The Holocaust never occurred,

it’s a matter of perception

and logical reasoning

said a young tall guy,

PhD from MIT in artificial intelligence,

sitting on the floor with Merlot

at a literary party in Cambridge, Mass.

A condescending hint was flickering

in his mocking brown eyes.

And if it did—said, softening the point

his girlfriend, a knockout Harvard Law

in tight Donna Karan corduroys,

—it’s not virtually relevant anymore,

the train is gone, so to speak.

I got up and left the building

so as not to smash his precious head

with a Wal-Mart folding chair.

That night I woke up in my childhood:

Moscow, January frozen precipice,

through frosted window

a huge poster: People and Party Are United!

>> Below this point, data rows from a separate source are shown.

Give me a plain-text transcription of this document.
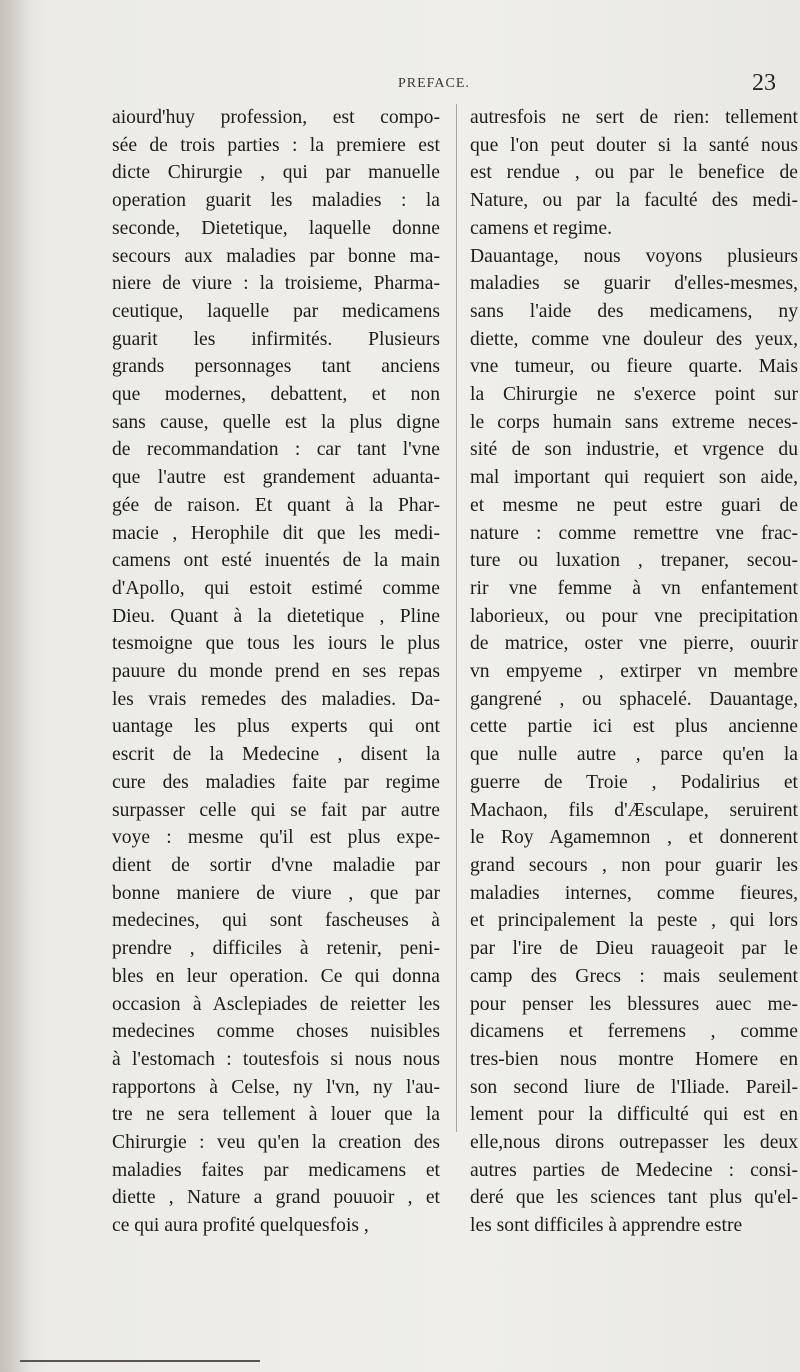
PREFACE.	23
aiourd'huy profession, est compo-
sée de trois parties : la premiere est
dicte Chirurgie , qui par manuelle
operation guarit les maladies : la
seconde, Dietetique, laquelle donne
secours aux maladies par bonne ma-
niere de viure : la troisieme, Pharma-
ceutique, laquelle par medicamens
guarit les infirmités. Plusieurs
grands personnages tant anciens
que modernes, debattent, et non
sans cause, quelle est la plus digne
de recommandation : car tant l'vne
que l'autre est grandement aduanta-
gée de raison. Et quant à la Phar-
macie , Herophile dit que les medi-
camens ont esté inuentés de la main
d'Apollo, qui estoit estimé comme
Dieu. Quant à la dietetique , Pline
tesmoigne que tous les iours le plus
pauure du monde prend en ses repas
les vrais remedes des maladies. Da-
uantage les plus experts qui ont
escrit de la Medecine , disent la
cure des maladies faite par regime
surpasser celle qui se fait par autre
voye : mesme qu'il est plus expe-
dient de sortir d'vne maladie par
bonne maniere de viure , que par
medecines, qui sont fascheuses à
prendre , difficiles à retenir, peni-
bles en leur operation. Ce qui donna
occasion à Asclepiades de reietter les
medecines comme choses nuisibles
à l'estomach : toutesfois si nous nous
rapportons à Celse, ny l'vn, ny l'au-
tre ne sera tellement à louer que la
Chirurgie : veu qu'en la creation des
maladies faites par medicamens et
diette , Nature a grand pouuoir , et
ce qui aura profité quelquesfois ,
autresfois ne sert de rien: tellement
que l'on peut douter si la santé nous
est rendue , ou par le benefice de
Nature, ou par la faculté des medi-
camens et regime.
Dauantage, nous voyons plusieurs
maladies se guarir d'elles-mesmes,
sans l'aide des medicamens, ny
diette, comme vne douleur des yeux,
vne tumeur, ou fieure quarte. Mais
la Chirurgie ne s'exerce point sur
le corps humain sans extreme neces-
sité de son industrie, et vrgence du
mal important qui requiert son aide,
et mesme ne peut estre guari de
nature : comme remettre vne frac-
ture ou luxation , trepaner, secou-
rir vne femme à vn enfantement
laborieux, ou pour vne precipitation
de matrice, oster vne pierre, ouurir
vn empyeme , extirper vn membre
gangrené , ou sphacelé. Dauantage,
cette partie ici est plus ancienne
que nulle autre , parce qu'en la
guerre de Troie , Podalirius et
Machaon, fils d'Æsculape, seruirent
le Roy Agamemnon , et donnerent
grand secours , non pour guarir les
maladies internes, comme fieures,
et principalement la peste , qui lors
par l'ire de Dieu rauageoit par le
camp des Grecs : mais seulement
pour penser les blessures auec me-
dicamens et ferremens , comme
tres-bien nous montre Homere en
son second liure de l'Iliade. Pareil-
lement pour la difficulté qui est en
elle,nous dirons outrepasser les deux
autres parties de Medecine : consi-
deré que les sciences tant plus qu'el-
les sont difficiles à apprendre estre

held still by a projector,

my grandma behind the wall,

tossing and turning in her bed, sobbing.

The usual: remembering

her mother and three sisters,

their fading smiles on the old photo from a letter.

In her nightmare: their last supper

of bread and carrot tea,

night before their disappearance

into historical irrelevance.

Lodz, 1943, melting gray snow,

charred carcasses, monstrous Panzer,

roaring pointlessly at one spot.

Polish policemen warming up in the yard,

passing vodka around,

cold lard and cigarette stubs:

Jeszcze Polska

Nie zginela

Poki my zyjemy.*

_____________________

*From an old Polish national anthem.

About the Author:

Andrey Gritsman author photo. Not formatted yet (1)
Andrey Gritsman
New York, USA

Andrey Gritsman was born and raised in Moscow. He has been living in the US since 1981. He works as a physician. A prolific Russian and American poet and writer, he got an MFA degree in 1998. Author of many publications in the US, Russia and in Europe, and of fifteen collections of poetry and prose in both languages.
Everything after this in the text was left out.